Ask your LBS to use "take-offs" for your seatpost, stem, and bars. Most shops have bins of those items from customers who upgraded or deals they got from a distributor. This will save some money. If they don't do that, look at Salsa bars, they have nice flaired drops for control in rough stuff and they're one of the lower cost bars. For parts, the lower end SRAM is quality stuff and should be fine with mechanical discs. 

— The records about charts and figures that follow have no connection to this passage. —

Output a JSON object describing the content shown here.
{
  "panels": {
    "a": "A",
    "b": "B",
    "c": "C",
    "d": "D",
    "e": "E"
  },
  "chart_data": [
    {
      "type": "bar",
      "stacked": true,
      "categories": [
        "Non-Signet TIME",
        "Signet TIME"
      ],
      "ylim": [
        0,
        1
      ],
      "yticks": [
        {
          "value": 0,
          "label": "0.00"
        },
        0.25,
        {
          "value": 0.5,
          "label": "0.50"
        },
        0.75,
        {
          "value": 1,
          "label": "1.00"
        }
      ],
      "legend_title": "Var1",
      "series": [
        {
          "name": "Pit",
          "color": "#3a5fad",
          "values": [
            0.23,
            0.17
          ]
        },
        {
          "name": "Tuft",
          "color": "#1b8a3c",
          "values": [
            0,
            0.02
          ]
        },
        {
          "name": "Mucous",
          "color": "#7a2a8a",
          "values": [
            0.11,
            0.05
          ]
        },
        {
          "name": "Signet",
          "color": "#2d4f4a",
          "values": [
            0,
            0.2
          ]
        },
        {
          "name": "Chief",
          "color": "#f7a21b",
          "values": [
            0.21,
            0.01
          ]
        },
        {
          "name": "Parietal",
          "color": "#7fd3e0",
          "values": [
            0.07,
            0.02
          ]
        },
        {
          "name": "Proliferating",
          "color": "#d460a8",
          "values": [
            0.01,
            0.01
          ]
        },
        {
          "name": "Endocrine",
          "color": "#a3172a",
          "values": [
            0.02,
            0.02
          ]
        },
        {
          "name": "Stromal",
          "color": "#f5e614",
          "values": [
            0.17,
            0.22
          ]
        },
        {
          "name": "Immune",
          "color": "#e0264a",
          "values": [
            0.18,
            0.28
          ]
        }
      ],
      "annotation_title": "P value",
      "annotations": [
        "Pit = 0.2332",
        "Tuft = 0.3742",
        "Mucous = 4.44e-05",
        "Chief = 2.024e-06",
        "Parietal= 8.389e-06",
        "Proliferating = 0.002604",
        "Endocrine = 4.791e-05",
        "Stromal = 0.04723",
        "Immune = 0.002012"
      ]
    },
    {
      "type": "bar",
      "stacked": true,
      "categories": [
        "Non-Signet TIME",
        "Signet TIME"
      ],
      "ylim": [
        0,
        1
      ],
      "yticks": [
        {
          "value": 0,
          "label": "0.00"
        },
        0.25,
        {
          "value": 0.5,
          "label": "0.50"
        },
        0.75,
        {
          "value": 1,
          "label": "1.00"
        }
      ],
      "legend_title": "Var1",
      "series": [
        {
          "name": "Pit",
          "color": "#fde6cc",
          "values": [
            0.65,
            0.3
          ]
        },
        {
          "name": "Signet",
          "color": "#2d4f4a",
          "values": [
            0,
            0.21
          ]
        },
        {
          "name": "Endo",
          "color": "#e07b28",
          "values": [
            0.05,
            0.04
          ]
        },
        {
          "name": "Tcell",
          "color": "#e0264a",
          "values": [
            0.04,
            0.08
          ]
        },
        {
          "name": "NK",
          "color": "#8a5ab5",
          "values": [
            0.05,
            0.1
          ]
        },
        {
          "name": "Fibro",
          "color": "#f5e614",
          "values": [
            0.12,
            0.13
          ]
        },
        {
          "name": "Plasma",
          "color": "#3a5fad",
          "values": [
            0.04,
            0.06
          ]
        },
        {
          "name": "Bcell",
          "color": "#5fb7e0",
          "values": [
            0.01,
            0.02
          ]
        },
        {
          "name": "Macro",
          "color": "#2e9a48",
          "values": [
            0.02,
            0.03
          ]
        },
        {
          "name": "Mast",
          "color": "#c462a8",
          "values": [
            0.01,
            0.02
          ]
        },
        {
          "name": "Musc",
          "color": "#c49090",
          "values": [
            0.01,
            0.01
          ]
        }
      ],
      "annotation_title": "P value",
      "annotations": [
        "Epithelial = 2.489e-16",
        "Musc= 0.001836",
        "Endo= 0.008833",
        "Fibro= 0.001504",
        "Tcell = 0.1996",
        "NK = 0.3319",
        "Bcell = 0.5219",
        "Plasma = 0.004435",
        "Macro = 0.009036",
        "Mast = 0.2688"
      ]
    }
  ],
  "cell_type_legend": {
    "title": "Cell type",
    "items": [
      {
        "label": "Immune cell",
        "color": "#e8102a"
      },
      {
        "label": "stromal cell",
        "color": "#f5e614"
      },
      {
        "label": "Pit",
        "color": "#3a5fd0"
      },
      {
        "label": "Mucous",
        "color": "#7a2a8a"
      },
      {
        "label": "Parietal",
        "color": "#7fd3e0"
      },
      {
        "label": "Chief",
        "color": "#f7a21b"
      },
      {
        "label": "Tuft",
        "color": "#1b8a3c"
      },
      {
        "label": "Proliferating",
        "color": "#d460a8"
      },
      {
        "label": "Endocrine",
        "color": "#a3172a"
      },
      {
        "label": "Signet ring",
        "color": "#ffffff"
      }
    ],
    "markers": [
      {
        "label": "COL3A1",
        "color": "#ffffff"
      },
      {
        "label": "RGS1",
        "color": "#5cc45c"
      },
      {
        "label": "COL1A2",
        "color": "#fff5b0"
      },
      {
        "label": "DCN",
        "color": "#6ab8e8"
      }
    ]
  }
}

The Surly is a good frame, just figure out where to save money and remember that you can always upgrade a part at a time later on.


----------



## bikerector (Oct 31, 2012)

+1 on the cross check, it's a very "do-it-all" bike. All-city has some nice options too, I have a space horse that has been pretty good for doing everything you listed, though I don't hit gravel roads with it much since I have a cx bike for that. It works for urban two-tracking though if I feel the need. Has all the mounts for almost anything you could want to put on there.


----------



## seacoaster (May 9, 2010)

I’ve had similar thoughts for a light touring bike (for lack of a better term). Mostly day trips on and off the bike, with an occasional overnight in a B&B. Primarily pavement with some unpaved roads thrown in.

I have an aluminum Cannondale Synapse with 25’s, and a Cannondale Quick 4 hybrid with 32’s. The 32’s are wide enough to handle unpaved roads, but the flat bars get to be a little uncomfortable on longer rides. The Synapse is nice and comfy on longer pavement rides, but won’t accommodate 32’s. The Cross Check just might be the answer.

I would have to get it built up from the frame, as I would prefer STI shifters instead of the bar end shifters the Cross Check comes with. The CX gearing would suit me just fine, as I’m rarely in the big ring on my road triple.

How much difference is there in ride and handling as compared to a road bike like the Synapse? I’m looking for comfort over distances, and not too concerned about performance. Any other bikes that should be on the short list?


----------



## palu (Aug 14, 2008)

Seems like the new Surly Straggler is what you're looking for. It's a CrossCheck with discs.










Although msrp is ~$1,800 for the complete.

Or a Raleigh Roper might work.

Raleigh 2013 Roper Cyclocross Bike

But honestly, a road bike that can fit 28-32 with fenders is all you will need. Like a Surly Pacer or Soma Smoothie ES. Caliper brakes are more than adequate.

Smoothie ES (not mine)


----------